In a cohort of roughly 276,000 children, 8.2% were exposed to dogs and 0.3% to farm animals (mostly cattle and sheep) during the first year of life. At age 6 years, 4.2% of the cohort had asthma. Adjusting for location, socioeconomic factors, and parental history of asthma, asthma at age 6 years was significantly inversely associated with exposure to dogs (odds ratio, 0.87) and farm animals (OR, 0.48).

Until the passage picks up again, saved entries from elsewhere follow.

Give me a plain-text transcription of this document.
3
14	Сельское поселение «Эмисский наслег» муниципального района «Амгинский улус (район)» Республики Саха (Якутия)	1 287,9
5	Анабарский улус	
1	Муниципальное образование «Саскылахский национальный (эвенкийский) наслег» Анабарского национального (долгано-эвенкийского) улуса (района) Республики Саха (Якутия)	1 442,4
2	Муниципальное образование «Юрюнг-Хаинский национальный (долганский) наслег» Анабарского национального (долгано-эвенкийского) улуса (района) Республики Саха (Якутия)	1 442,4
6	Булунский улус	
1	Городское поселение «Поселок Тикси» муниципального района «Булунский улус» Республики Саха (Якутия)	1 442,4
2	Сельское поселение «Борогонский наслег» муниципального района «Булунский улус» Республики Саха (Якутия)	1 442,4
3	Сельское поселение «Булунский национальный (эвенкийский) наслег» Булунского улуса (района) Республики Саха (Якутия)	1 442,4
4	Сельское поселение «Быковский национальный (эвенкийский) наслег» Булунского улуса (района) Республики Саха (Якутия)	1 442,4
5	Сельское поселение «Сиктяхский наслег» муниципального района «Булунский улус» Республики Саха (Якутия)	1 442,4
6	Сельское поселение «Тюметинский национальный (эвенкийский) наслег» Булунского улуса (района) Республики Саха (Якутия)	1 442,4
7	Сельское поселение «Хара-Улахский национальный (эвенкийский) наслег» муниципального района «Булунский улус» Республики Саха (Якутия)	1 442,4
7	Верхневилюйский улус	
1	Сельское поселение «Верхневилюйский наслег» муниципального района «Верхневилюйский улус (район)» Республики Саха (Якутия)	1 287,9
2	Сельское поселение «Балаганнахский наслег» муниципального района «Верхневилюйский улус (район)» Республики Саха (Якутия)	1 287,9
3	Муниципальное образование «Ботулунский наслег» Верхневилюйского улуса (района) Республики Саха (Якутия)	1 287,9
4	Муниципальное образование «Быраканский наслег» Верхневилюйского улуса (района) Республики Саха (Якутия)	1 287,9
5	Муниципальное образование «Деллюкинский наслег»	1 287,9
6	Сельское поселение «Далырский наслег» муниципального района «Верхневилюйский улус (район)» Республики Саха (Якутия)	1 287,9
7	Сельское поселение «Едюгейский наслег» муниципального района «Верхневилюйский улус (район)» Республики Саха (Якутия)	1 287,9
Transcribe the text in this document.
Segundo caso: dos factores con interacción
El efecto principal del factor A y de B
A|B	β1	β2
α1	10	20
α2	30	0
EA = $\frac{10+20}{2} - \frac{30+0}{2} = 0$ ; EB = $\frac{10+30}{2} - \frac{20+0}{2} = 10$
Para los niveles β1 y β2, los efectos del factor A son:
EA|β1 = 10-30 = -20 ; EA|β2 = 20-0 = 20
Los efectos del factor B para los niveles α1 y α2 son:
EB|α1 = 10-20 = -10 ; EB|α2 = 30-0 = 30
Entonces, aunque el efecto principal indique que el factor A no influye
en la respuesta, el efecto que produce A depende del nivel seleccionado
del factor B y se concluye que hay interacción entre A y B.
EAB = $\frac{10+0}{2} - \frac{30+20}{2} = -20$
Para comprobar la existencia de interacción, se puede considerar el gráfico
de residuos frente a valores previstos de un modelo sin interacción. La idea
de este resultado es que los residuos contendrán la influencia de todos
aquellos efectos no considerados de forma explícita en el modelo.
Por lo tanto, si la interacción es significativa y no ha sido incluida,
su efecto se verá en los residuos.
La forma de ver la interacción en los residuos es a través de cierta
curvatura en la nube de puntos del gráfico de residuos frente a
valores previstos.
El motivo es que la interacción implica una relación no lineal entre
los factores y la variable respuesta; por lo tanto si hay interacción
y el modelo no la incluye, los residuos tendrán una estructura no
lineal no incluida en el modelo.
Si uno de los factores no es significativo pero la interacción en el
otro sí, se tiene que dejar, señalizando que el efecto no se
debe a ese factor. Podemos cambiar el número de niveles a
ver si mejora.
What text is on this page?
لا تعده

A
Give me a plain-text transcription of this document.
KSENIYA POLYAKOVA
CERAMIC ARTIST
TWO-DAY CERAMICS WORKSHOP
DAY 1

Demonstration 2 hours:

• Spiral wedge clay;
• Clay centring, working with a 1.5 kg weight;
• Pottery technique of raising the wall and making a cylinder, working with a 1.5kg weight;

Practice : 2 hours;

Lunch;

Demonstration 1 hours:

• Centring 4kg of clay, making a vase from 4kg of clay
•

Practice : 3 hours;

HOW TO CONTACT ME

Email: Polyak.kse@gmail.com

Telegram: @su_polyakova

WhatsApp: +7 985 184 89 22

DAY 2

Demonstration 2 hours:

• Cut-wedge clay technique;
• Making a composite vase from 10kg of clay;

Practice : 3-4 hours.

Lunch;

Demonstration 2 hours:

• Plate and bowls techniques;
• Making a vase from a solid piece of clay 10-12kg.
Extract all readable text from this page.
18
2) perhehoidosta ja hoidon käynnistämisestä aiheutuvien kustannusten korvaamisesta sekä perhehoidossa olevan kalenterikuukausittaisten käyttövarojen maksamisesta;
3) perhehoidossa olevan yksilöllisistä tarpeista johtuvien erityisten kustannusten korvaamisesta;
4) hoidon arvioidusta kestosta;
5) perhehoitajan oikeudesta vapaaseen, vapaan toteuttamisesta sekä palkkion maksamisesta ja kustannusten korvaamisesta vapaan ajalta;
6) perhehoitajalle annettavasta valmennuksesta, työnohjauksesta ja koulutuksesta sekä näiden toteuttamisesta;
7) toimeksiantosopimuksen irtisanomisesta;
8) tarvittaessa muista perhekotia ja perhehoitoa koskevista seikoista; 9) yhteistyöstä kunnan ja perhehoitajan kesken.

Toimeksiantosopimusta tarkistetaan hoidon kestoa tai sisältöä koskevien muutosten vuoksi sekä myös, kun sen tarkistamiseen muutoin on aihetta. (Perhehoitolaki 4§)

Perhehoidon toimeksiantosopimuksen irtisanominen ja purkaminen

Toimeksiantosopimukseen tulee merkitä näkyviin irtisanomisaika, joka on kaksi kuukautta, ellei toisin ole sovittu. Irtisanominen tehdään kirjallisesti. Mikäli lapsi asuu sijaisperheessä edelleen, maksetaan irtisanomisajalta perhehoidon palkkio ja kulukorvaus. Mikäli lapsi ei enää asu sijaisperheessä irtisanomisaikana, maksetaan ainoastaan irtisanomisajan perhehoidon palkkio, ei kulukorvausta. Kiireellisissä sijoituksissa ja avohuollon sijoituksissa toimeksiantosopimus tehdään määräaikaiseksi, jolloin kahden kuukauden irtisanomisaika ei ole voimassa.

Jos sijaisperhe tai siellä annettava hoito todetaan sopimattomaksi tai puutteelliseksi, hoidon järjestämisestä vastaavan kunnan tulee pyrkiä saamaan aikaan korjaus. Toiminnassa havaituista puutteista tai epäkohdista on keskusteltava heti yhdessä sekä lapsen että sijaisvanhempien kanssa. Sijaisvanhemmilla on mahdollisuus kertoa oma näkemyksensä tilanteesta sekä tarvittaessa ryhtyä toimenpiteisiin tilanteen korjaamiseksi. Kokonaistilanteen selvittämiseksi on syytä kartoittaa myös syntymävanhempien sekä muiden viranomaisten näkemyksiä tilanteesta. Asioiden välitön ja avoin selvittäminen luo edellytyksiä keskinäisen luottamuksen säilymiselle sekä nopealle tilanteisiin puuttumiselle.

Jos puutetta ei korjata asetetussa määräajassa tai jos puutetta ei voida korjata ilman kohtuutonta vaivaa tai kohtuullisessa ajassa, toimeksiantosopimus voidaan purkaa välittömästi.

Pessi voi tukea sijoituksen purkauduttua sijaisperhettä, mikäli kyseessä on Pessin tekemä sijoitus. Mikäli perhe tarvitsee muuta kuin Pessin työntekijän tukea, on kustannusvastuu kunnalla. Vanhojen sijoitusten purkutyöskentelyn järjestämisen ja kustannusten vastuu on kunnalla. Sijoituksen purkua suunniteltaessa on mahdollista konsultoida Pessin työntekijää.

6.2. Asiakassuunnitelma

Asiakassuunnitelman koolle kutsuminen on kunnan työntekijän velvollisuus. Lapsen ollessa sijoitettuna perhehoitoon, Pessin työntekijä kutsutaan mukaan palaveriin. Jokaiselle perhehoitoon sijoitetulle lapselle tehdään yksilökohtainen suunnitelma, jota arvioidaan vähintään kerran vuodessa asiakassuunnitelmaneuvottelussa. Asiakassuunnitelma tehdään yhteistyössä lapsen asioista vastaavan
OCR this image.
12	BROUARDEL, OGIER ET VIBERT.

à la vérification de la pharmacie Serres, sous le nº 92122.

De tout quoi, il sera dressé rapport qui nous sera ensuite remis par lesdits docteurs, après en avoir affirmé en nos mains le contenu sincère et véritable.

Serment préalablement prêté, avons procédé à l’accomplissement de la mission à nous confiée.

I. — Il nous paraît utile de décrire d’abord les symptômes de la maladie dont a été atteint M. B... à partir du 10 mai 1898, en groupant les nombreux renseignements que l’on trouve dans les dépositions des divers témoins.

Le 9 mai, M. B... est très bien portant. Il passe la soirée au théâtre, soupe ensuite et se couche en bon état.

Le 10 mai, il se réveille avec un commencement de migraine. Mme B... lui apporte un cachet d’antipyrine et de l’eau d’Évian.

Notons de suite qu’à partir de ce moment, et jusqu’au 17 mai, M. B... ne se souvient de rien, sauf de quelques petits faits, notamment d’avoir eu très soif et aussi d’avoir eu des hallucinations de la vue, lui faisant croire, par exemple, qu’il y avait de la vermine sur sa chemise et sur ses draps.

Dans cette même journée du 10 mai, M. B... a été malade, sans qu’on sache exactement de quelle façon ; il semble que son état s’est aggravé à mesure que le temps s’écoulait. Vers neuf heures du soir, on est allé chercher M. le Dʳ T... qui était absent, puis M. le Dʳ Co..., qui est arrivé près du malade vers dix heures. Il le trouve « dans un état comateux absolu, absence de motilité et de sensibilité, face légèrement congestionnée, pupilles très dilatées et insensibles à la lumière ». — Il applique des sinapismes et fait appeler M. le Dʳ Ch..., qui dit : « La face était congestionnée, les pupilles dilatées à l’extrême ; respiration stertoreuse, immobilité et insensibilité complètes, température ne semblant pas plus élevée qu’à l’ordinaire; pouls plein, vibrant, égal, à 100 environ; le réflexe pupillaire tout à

In a separate cohort of roughly 377,000 children followed through the preschool years, exposure to dogs during infancy was associated with a significantly lower risk for developing asthma at age 3 to 5 years (adjusted hazard ratio, 0.90), but not at 1 or 2 years. Children exposed to farm animals during infancy had a significantly lower risk at all preschool ages (adjusted hazard ratio, 0.69). Dog exposure in the preschool cohort was associated with increased risk for pneumonia (hazard ratio, 1.13).
This large prospective study confirms a notable reduction in asthma risk among children who grow up in farm environments. Dogs also appear to be somewhat protective, whether or not there is a family history of asthma. These results are likely generalizable to other European and North American societies. When parents of infants ask about the pros and cons of having a dog, we can talk about a potential mild decrease in asthma risk.
Cornelius W. Van Niel, MD reviewing Fall T et al. JAMA Pediatr 2015 Nov 2.